犯人が物色した形跡は、夫婦が普段生活している2階部分に集中していた。

財布には小銭だけが残っていて、紙幣は犯人が抜き取ったものと思われたので、初動捜査のときは物取りの線も浮上した。

しかし預金通帳やキャッシュカードなどは手つかず。

なぜか仕事関係の書類が床や風呂場に散乱していたという。

夫のみきおさんは外資系コンサルタント会社勤務。

妻の泰子さんは自宅1階で週2回、学習塾を開いていた。

夫婦とも仕事を持っていたので、犯人は仕事上の書類を奪う目的があったのではないかという見方もされた。

さらに幼い子供たちまで皆殺しにした残虐さから、一家に対して強烈な怨恨や憎悪があったのではないかという見方もされた。

一家を知る友人知人たちは、夫婦とも温厚な人柄で、誰かの恨みを買うとは思えないと証言しているが、逆恨みということもある。
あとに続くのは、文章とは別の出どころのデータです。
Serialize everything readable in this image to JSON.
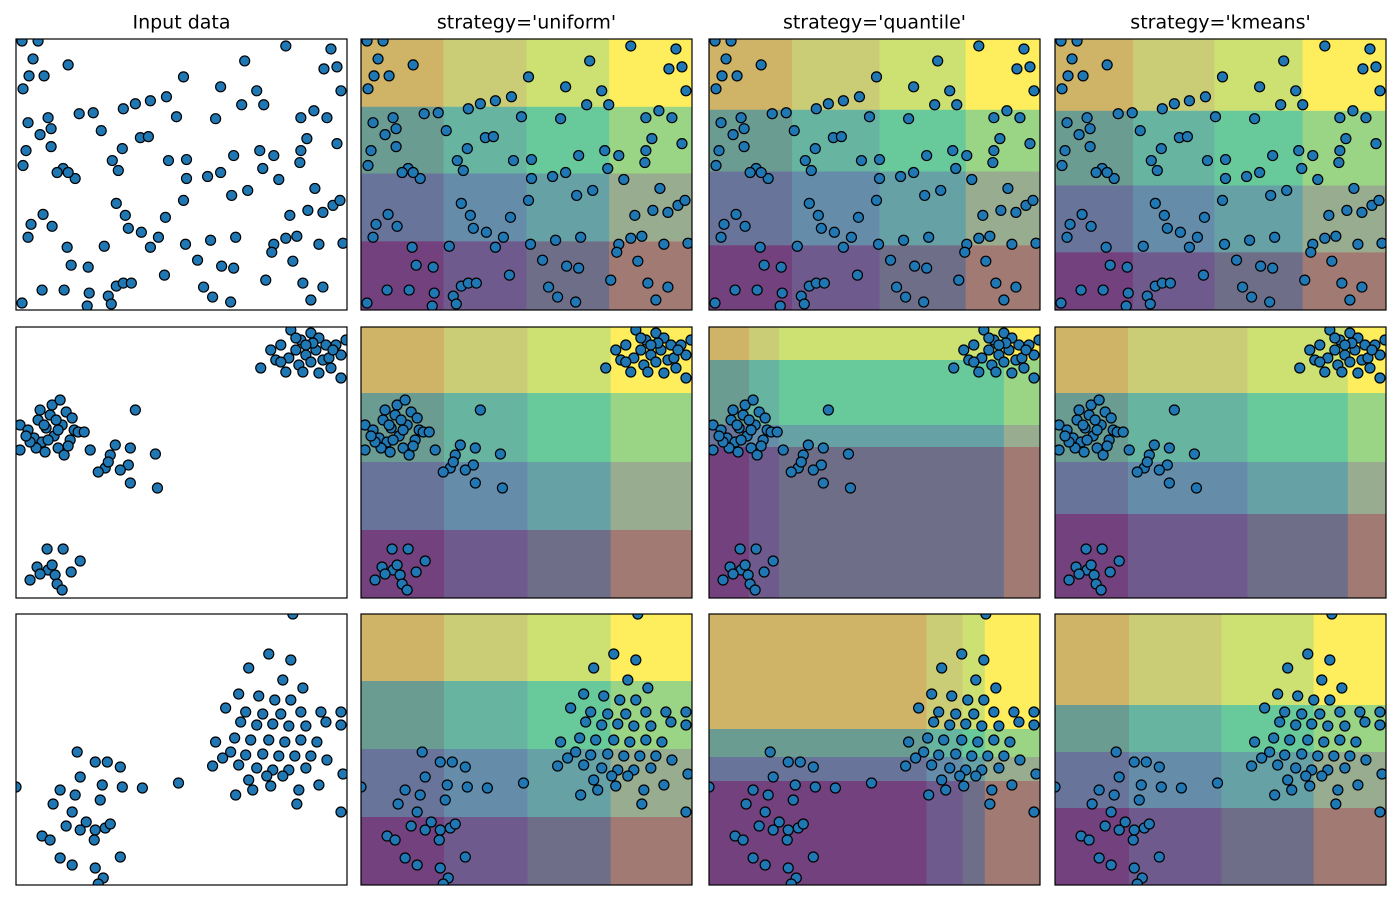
{
  "column_titles": [
    "Input data",
    "strategy='uniform'",
    "strategy='quantile'",
    "strategy='kmeans'"
  ],
  "colormap": [
    "#440154",
    "#31688e",
    "#35b779",
    "#fde725"
  ],
  "alpha": 0.5,
  "chart_data": [
    {
      "type": "scatter",
      "color": "#1f77b4",
      "xlim": [
        0,
        330
      ],
      "ylim": [
        0,
        272
      ],
      "x": [
        6,
        22,
        17,
        28,
        52,
        13,
        167,
        228,
        269,
        314,
        307,
        320,
        324,
        240,
        225,
        247,
        204,
        150,
        119,
        134,
        107,
        77,
        63,
        32,
        35,
        24,
        12,
        85,
        124,
        132,
        106,
        152,
        170,
        96,
        102,
        47,
        59,
        52,
        41,
        10,
        7,
        191,
        204,
        217,
        243,
        257,
        246,
        262,
        283,
        290,
        284,
        297,
        310,
        284,
        320,
        298,
        199,
        170,
        167,
        215,
        231,
        273,
        291,
        306,
        316,
        323,
        280,
        269,
        257,
        302,
        326,
        109,
        112,
        100,
        125,
        142,
        134,
        169,
        181,
        194,
        219,
        205,
        217,
        149,
        27,
        15,
        36,
        12,
        88,
        55,
        51,
        72,
        100,
        107,
        115,
        92,
        95,
        73,
        71,
        48,
        26,
        6,
        148,
        187,
        196,
        214,
        255,
        276,
        249,
        294,
        306,
        286,
        7,
        35,
        160
      ],
      "y": [
        270,
        270,
        252,
        235,
        246,
        235,
        234,
        250,
        265,
        262,
        242,
        244,
        220,
        220,
        206,
        206,
        224,
        214,
        207,
        210,
        202,
        198,
        197,
        193,
        182,
        176,
        188,
        180,
        173,
        174,
        162,
        150,
        151,
        150,
        140,
        142,
        132,
        138,
        138,
        160,
        145,
        134,
        138,
        155,
        160,
        155,
        142,
        131,
        148,
        172,
        193,
        200,
        193,
        160,
        167,
        122,
        192,
        132,
        110,
        115,
        120,
        95,
        100,
        98,
        105,
        110,
        74,
        72,
        66,
        66,
        67,
        95,
        82,
        107,
        78,
        73,
        63,
        66,
        50,
        70,
        73,
        44,
        42,
        93,
        96,
        86,
        84,
        73,
        64,
        45,
        63,
        43,
        24,
        27,
        27,
        14,
        6,
        17,
        4,
        20,
        20,
        7,
        35,
        23,
        13,
        8,
        58,
        49,
        30,
        10,
        23,
        27,
        222,
        164,
        194
      ],
      "binnings": [
        {
          "x_edges": [
            0,
            82.5,
            165,
            247.5,
            330
          ],
          "y_edges": [
            0,
            69,
            137,
            204,
            272
          ]
        },
        {
          "x_edges": [
            0,
            83,
            170,
            256,
            330
          ],
          "y_edges": [
            0,
            65,
            139,
            201,
            272
          ]
        },
        {
          "x_edges": [
            0,
            78,
            159,
            247,
            330
          ],
          "y_edges": [
            0,
            58,
            125,
            200,
            272
          ]
        }
      ]
    },
    {
      "type": "scatter",
      "color": "#1f77b4",
      "xlim": [
        0,
        330
      ],
      "ylim": [
        0,
        271
      ],
      "x": [
        4,
        12,
        18,
        22,
        26,
        30,
        34,
        38,
        42,
        46,
        50,
        54,
        58,
        62,
        29,
        20,
        36,
        44,
        14,
        24,
        40,
        48,
        32,
        56,
        10,
        28,
        52,
        68,
        4,
        42,
        74,
        94,
        99,
        114,
        119,
        112,
        89,
        82,
        104,
        139,
        141,
        114,
        92,
        31,
        47,
        64,
        21,
        32,
        39,
        24,
        55,
        41,
        46,
        14,
        36,
        274,
        294,
        302,
        284,
        264,
        279,
        289,
        299,
        309,
        319,
        324,
        272,
        282,
        294,
        306,
        314,
        324,
        244,
        259,
        269,
        286,
        302,
        312,
        329,
        254,
        296,
        279,
        289,
        316,
        264
      ],
      "y": [
        173,
        168,
        160,
        178,
        156,
        170,
        183,
        162,
        150,
        173,
        186,
        158,
        168,
        166,
        146,
        150,
        193,
        198,
        156,
        188,
        178,
        143,
        158,
        180,
        162,
        173,
        152,
        166,
        148,
        168,
        148,
        143,
        153,
        150,
        188,
        133,
        130,
        126,
        128,
        144,
        110,
        115,
        136,
        49,
        49,
        37,
        31,
        28,
        23,
        24,
        26,
        14,
        8,
        18,
        33,
        268,
        265,
        260,
        258,
        253,
        248,
        243,
        248,
        253,
        253,
        243,
        240,
        233,
        236,
        238,
        230,
        220,
        230,
        238,
        226,
        226,
        225,
        240,
        258,
        248,
        255,
        260,
        253,
        248,
        236
      ],
      "binnings": [
        {
          "x_edges": [
            0,
            83,
            166,
            249,
            330
          ],
          "y_edges": [
            0,
            68,
            136,
            205,
            271
          ]
        },
        {
          "x_edges": [
            0,
            40,
            70,
            294,
            330
          ],
          "y_edges": [
            0,
            151,
            173,
            238,
            271
          ]
        },
        {
          "x_edges": [
            0,
            73,
            192,
            292,
            330
          ],
          "y_edges": [
            0,
            84,
            136,
            205,
            271
          ]
        }
      ]
    },
    {
      "type": "scatter",
      "color": "#1f77b4",
      "xlim": [
        0,
        330
      ],
      "ylim": [
        0,
        271
      ],
      "x": [
        276,
        252,
        274,
        232,
        266,
        286,
        222,
        242,
        258,
        274,
        209,
        229,
        246,
        264,
        284,
        304,
        324,
        224,
        240,
        256,
        272,
        289,
        309,
        199,
        218,
        234,
        252,
        268,
        284,
        300,
        324,
        214,
        229,
        246,
        262,
        278,
        294,
        310,
        222,
        240,
        256,
        272,
        289,
        326,
        232,
        250,
        266,
        282,
        302,
        219,
        236,
        280,
        196,
        162,
        254,
        206,
        61,
        64,
        79,
        91,
        104,
        106,
        126,
        86,
        44,
        59,
        84,
        37,
        56,
        70,
        79,
        89,
        64,
        50,
        94,
        26,
        34,
        78,
        44,
        56,
        79,
        104,
        87,
        82,
        0,
        324
      ],
      "y": [
        271,
        231,
        225,
        217,
        205,
        197,
        191,
        189,
        185,
        185,
        177,
        173,
        171,
        171,
        173,
        173,
        173,
        163,
        160,
        161,
        159,
        159,
        163,
        143,
        147,
        145,
        145,
        143,
        145,
        143,
        160,
        133,
        130,
        131,
        129,
        129,
        129,
        125,
        120,
        117,
        115,
        115,
        117,
        111,
        105,
        109,
        109,
        95,
        100,
        90,
        95,
        81,
        119,
        102,
        99,
        127,
        133,
        108,
        123,
        123,
        118,
        98,
        97,
        100,
        95,
        90,
        85,
        81,
        73,
        63,
        55,
        57,
        55,
        59,
        61,
        49,
        45,
        45,
        27,
        20,
        17,
        28,
        7,
        1,
        98,
        73
      ],
      "binnings": [
        {
          "x_edges": [
            0,
            83,
            166,
            249,
            330
          ],
          "y_edges": [
            0,
            68,
            136,
            204,
            271
          ]
        },
        {
          "x_edges": [
            0,
            217,
            253,
            275,
            330
          ],
          "y_edges": [
            0,
            104,
            128,
            156,
            271
          ]
        },
        {
          "x_edges": [
            0,
            74,
            166,
            258,
            330
          ],
          "y_edges": [
            0,
            77,
            133,
            180,
            271
          ]
        }
      ]
    }
  ]
}
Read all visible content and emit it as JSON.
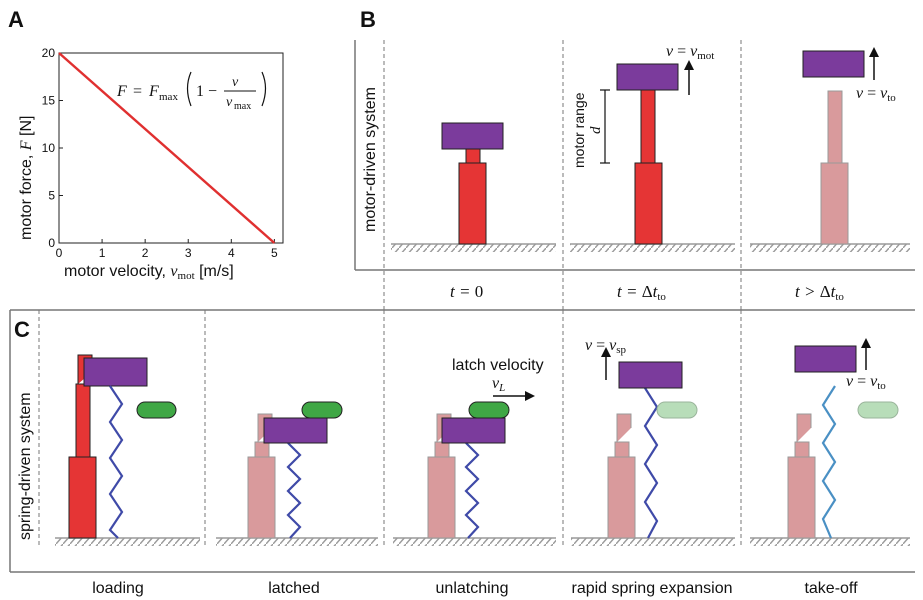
{
  "panels": {
    "a": "A",
    "b": "B",
    "c": "C"
  },
  "panel_a": {
    "ylabel_prefix": "motor force, ",
    "ylabel_symbol": "F",
    "ylabel_unit": " [N]",
    "xlabel_prefix": "motor velocity, ",
    "xlabel_symbol": "v",
    "xlabel_subscript": "mot",
    "xlabel_unit": " [m/s]",
    "equation": {
      "lhs": "F",
      "eq": "=",
      "fmax": "F",
      "fmax_sub": "max",
      "one_minus": "1 −",
      "num": "v",
      "den": "v",
      "den_sub": "max"
    }
  },
  "chart_data": {
    "type": "line",
    "x": [
      0,
      5
    ],
    "series": [
      {
        "values": [
          20,
          0
        ]
      }
    ],
    "xlim": [
      0,
      5.2
    ],
    "ylim": [
      0,
      20
    ],
    "xticks": [
      0,
      1,
      2,
      3,
      4,
      5
    ],
    "yticks": [
      0,
      5,
      10,
      15,
      20
    ],
    "line_color": "#e03030"
  },
  "panel_b": {
    "side_label": "motor-driven system",
    "times": [
      {
        "prefix": "t = ",
        "sym": "",
        "main": "0",
        "sub": ""
      },
      {
        "prefix": "t = ",
        "sym": "Δ",
        "main": "t",
        "sub": "to"
      },
      {
        "prefix": "t > ",
        "sym": "Δ",
        "main": "t",
        "sub": "to"
      }
    ],
    "velocity_mot": {
      "lhs": "v",
      "eq": " = ",
      "rhs": "v",
      "sub": "mot"
    },
    "velocity_to": {
      "lhs": "v",
      "eq": " = ",
      "rhs": "v",
      "sub": "to"
    },
    "range_label": "motor range",
    "range_symbol": "d"
  },
  "panel_c": {
    "side_label": "spring-driven system",
    "stages": [
      "loading",
      "latched",
      "unlatching",
      "rapid spring expansion",
      "take-off"
    ],
    "latch_velocity_label": "latch velocity",
    "latch_velocity_symbol": "v",
    "latch_velocity_sub": "L",
    "velocity_sp": {
      "lhs": "v",
      "eq": " = ",
      "rhs": "v",
      "sub": "sp"
    },
    "velocity_to": {
      "lhs": "v",
      "eq": " = ",
      "rhs": "v",
      "sub": "to"
    }
  },
  "colors": {
    "mass": "#7b3b9c",
    "motor_active": "#e53535",
    "motor_faded": "#d99a9c",
    "spring_loaded": "#3f4aa8",
    "spring_released": "#4a90c4",
    "latch_active": "#3fa745",
    "latch_faded": "#b8ddb9"
  }
}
年末ぎりぎりの犯行だったため、犯人は年内、または20世紀のうちに決着をつけたいと切迫した思いで凶行に挑んだのではないかという見方もされた。

犯人像は、◆身長175センチ以上 ◆胴回り約83センチ ◆靴のサイズ28センチ ◆10代半ば~30代の男 ◆右利き ◆血液型がA型 ◆指紋に前科・前歴なし
 
犯人は公園に面した浴室の窓から侵入している。

中2階の子供部屋で寝ていた長男を絞殺し、異変に気づいたみきおさんを持参した柳場包丁で刺殺。

その後に泰子さんと長女を 宮澤家にあった包丁を使って刺殺していて、この2人は死後にも刺されていたことが判明している。

そして仕事関係の書類を撒き散らした。

犯人は犯行後に冷蔵庫を漁り、ペットボトルの麦茶を飲み、アイスを食べ、パソコンをいじったりしていた。

犯人はパソコンでいくつかのサイトを見ていたが、劇団四季のチケットを予約しようとしていた形跡まであったという。

4人を殺した後に平然とアイスとかを食べていられる・・・犯人はいったい何者なんだろう?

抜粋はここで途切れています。